Vaccine and drug developer Avant Immunotherapeutics Inc. doubled its reserves after raising about $25 million in gross proceeds through a private equity sale.

The Needham, Mass.-based company said it received commitments from investors to buy more than 8.9 million common shares at $2.75 apiece, a discount to their $3.01 close a day earlier. On Friday, the stock (NASDAQ:AVAN) traded down 18 cents to close at $2.83.

The shares were sold directly under a shelf registration statement filed in November.

"There are always people who will offer you a quick deal that's good for the investors," said Avant President and CEO Una Ryan, noting that she stayed away from equity placements that included warrants. "I think this one will be good for the investors and good for the company. We really held the line and are quite pleased."

The company said the financing provides sufficient resources to fund clinical development programs and for general working capital needs, plus it offers flexibility to pursue licensing and acquisition opportunities.
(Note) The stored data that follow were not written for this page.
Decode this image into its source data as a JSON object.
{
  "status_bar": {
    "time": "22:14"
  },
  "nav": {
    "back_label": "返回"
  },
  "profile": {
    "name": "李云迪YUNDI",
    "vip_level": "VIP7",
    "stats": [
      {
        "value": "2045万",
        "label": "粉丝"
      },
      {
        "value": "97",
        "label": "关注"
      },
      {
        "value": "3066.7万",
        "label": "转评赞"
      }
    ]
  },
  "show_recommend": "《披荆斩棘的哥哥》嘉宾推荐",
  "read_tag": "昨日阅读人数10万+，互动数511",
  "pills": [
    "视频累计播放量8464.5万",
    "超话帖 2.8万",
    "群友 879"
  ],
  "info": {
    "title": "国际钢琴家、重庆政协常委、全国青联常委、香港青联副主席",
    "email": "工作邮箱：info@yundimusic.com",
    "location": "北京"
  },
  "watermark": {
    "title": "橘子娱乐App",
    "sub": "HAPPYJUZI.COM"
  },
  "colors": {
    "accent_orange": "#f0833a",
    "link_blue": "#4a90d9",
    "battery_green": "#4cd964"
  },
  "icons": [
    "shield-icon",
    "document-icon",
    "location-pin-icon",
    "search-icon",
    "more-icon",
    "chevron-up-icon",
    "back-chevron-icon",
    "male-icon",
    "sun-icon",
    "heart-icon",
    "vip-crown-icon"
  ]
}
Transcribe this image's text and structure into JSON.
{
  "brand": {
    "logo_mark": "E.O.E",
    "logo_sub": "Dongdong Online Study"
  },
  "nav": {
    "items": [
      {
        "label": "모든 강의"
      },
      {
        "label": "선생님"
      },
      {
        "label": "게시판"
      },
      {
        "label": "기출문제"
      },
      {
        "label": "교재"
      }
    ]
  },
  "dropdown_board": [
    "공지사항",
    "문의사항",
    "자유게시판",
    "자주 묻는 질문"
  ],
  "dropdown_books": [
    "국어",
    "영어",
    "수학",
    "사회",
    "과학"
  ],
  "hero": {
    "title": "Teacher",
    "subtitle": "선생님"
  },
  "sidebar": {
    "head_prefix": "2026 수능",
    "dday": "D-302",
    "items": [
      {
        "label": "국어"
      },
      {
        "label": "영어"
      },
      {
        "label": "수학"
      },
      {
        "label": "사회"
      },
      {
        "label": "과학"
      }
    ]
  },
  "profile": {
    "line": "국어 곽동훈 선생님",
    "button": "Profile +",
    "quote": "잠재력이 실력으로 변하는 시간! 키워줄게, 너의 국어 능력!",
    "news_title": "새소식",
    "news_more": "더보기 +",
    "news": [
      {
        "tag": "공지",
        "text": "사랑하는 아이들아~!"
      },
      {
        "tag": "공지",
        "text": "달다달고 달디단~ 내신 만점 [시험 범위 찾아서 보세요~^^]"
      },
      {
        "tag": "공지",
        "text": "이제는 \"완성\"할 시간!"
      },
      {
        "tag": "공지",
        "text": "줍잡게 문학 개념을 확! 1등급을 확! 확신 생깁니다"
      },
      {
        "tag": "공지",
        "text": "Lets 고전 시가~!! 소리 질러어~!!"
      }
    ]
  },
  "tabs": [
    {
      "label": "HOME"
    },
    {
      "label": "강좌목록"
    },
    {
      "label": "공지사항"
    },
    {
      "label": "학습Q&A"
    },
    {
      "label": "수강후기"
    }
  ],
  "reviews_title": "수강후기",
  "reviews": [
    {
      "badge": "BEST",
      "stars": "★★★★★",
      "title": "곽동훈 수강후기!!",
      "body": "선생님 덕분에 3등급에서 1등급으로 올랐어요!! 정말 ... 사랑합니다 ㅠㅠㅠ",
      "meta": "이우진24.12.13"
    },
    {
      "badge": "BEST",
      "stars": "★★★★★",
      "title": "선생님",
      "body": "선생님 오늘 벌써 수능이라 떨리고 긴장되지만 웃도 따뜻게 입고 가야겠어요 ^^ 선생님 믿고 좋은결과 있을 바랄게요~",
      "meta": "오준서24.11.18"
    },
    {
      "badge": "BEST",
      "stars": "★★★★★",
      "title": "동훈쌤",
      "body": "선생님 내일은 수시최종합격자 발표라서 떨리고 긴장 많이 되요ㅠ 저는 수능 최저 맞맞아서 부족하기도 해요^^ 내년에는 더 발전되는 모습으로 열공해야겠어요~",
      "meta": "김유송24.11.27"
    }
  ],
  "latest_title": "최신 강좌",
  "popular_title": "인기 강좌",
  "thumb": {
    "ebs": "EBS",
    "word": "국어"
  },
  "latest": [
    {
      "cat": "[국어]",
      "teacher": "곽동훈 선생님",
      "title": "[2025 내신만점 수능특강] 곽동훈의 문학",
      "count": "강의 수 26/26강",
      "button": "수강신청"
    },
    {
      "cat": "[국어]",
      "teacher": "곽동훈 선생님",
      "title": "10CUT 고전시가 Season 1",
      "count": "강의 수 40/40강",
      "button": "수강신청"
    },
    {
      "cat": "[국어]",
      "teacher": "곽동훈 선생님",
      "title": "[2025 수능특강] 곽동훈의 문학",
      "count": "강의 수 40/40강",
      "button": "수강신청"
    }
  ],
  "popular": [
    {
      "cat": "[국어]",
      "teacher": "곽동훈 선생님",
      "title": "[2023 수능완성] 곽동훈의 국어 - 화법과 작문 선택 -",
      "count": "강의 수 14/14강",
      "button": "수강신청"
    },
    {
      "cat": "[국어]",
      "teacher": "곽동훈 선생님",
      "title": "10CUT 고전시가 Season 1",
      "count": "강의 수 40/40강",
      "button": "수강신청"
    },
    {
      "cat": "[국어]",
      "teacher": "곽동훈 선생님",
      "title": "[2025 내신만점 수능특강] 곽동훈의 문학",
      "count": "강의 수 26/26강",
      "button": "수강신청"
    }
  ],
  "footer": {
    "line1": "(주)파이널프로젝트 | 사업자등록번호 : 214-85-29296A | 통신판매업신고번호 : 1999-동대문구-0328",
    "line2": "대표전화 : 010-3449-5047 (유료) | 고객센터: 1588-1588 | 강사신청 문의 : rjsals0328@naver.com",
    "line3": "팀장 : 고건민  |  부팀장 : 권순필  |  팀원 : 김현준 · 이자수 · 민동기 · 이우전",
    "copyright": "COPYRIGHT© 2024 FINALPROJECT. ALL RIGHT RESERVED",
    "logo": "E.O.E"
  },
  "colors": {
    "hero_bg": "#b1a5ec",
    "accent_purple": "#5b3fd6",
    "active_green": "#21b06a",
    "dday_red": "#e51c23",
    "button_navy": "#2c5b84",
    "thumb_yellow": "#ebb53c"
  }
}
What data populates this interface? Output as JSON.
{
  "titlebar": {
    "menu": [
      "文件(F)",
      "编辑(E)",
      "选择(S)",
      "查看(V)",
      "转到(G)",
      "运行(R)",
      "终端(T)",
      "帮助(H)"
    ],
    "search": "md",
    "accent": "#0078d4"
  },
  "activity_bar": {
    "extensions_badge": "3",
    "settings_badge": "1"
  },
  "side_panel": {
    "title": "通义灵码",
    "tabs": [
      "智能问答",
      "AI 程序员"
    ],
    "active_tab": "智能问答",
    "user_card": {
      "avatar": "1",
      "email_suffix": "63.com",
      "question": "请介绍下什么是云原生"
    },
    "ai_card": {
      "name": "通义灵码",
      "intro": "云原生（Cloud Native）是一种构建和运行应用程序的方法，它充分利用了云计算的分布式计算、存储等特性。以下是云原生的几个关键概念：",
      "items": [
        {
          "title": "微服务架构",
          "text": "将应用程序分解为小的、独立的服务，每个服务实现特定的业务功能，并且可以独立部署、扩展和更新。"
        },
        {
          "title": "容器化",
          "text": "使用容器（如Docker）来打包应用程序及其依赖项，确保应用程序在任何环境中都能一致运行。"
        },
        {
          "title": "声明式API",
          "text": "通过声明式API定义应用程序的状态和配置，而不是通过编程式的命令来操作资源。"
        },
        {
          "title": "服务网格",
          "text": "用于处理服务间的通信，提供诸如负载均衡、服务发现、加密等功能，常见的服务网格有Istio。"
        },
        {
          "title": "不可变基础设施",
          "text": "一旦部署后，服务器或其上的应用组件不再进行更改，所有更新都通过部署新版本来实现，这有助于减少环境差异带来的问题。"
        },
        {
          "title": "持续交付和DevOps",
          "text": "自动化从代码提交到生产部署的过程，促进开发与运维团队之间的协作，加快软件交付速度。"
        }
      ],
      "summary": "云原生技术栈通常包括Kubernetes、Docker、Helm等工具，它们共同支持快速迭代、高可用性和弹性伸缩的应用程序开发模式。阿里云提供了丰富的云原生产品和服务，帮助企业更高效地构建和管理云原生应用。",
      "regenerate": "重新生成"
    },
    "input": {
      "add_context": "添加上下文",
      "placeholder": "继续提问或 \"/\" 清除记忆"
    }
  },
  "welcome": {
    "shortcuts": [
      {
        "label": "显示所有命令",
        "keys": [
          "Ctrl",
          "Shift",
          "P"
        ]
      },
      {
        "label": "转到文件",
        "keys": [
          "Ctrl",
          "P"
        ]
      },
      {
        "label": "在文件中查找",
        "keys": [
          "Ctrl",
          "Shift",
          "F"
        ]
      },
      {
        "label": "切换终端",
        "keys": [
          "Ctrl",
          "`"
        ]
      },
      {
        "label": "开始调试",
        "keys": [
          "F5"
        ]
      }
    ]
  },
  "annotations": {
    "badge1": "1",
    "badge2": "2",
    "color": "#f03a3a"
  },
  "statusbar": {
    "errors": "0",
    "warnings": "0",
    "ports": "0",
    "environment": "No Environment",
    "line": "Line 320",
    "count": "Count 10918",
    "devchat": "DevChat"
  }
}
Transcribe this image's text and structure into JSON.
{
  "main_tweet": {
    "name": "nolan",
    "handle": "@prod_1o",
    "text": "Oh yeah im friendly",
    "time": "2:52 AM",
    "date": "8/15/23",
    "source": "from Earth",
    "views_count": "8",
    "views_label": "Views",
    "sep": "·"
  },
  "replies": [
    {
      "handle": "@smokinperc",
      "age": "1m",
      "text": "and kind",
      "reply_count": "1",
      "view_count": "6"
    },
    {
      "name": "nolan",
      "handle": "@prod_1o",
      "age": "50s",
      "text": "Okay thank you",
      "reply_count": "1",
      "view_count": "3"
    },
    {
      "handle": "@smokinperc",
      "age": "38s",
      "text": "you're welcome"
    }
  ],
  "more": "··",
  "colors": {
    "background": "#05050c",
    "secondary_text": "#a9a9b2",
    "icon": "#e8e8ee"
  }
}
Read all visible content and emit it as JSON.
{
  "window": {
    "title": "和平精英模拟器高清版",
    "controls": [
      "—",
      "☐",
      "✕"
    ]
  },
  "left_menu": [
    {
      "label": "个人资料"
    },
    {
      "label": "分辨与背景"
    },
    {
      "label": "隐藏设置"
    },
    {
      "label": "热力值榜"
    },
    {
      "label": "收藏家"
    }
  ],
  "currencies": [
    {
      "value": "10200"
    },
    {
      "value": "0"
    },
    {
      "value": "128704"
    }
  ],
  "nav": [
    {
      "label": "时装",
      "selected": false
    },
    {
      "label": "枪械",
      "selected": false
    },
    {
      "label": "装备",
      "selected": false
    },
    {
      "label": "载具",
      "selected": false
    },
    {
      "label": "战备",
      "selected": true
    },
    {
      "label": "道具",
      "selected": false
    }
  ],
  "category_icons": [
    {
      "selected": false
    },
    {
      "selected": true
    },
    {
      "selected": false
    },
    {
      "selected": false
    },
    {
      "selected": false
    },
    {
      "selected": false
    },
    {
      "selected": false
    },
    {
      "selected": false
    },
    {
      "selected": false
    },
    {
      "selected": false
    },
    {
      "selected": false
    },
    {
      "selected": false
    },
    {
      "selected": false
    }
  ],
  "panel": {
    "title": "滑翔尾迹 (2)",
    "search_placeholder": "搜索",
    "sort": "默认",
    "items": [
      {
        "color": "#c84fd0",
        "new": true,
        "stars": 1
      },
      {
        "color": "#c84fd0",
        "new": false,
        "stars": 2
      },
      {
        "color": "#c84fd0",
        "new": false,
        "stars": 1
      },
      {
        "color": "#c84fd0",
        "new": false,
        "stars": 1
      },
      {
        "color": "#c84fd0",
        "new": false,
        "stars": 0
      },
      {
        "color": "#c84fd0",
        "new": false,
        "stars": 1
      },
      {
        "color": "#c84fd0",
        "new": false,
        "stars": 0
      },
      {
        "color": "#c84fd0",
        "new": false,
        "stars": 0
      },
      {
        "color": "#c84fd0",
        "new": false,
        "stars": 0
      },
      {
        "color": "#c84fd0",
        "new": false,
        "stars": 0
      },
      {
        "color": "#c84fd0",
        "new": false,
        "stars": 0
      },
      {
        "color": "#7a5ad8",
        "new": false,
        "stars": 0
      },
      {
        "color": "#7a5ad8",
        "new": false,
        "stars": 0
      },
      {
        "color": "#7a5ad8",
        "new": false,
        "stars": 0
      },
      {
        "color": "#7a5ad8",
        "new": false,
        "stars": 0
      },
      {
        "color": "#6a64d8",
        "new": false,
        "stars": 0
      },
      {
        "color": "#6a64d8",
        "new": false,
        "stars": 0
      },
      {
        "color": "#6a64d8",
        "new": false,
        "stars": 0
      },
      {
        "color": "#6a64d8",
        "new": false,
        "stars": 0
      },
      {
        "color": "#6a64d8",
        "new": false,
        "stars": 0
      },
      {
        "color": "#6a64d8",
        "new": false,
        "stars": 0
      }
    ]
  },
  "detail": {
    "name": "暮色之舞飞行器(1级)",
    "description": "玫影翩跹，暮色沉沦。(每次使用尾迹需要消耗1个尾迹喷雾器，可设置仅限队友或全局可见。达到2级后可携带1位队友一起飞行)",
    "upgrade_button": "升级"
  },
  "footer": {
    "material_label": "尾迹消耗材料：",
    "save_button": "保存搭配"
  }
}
The added funds expand Avant's cash balance so that it now exceeds currently anticipated requirements for the next two years. The company closed the quarter ended Sept. 30 with $23.5 million in cash and cash equivalents and 64.7 million shares outstanding. It burned $2.1 million in the third quarter.

Ryan said the transaction could mark the final financing for the company as it anticipates revenue from Rotarix sales, potential partnership revenues and additional biodefense contracts. Avant also could use a portion of the funds to complete its manufacturing facility in Fall River, Mass.

"Investors like that kind of a story," she said, adding that the new backers represent a quality institutional base. "I think they really like that we have such a strong pipeline. Avant has a very broad, deep and well-spaced pipeline."

It includes one product in Phase III, three in Phase II and a pair of Phase I candidates in development.

"I think 2004 is going to be a big year for Avant," Ryan added, making note of London-based partner GlaxoSmithKline plc's plan to launch Rotarix, an oral vaccine for rotavirus, later this year in Mexico. A 60,000-patient Phase III study of the product in Latin America and Southeast Asia is expected to conclude later this year as well. The company also has two food-safety vaccines approved.

"Another exciting event for 2004 will center on our TP10 program," she said. "A complement inhibitor, it showed an extraordinary benefit to males in a Phase II study that we had done a couple of years ago."

The company plans to begin a similar study of the cardiac surgery candidate in women, and should it prove successful, Avant would move the product into a single Phase III study for registration. TP10 is designed to reduce complement-mediated tissue damage associated with cardiac bypass surgery.

Deeper in the pipeline sits a vaccine for cholesterol management. Through acquisitions, Avant also has a technology platform that enables the creation of rapid-protecting, single-dose, oral vaccines that remain stable without refrigeration. The company is developing applications of its vaccine technology for biodefense, travelers' vaccines, global health needs and human food safety.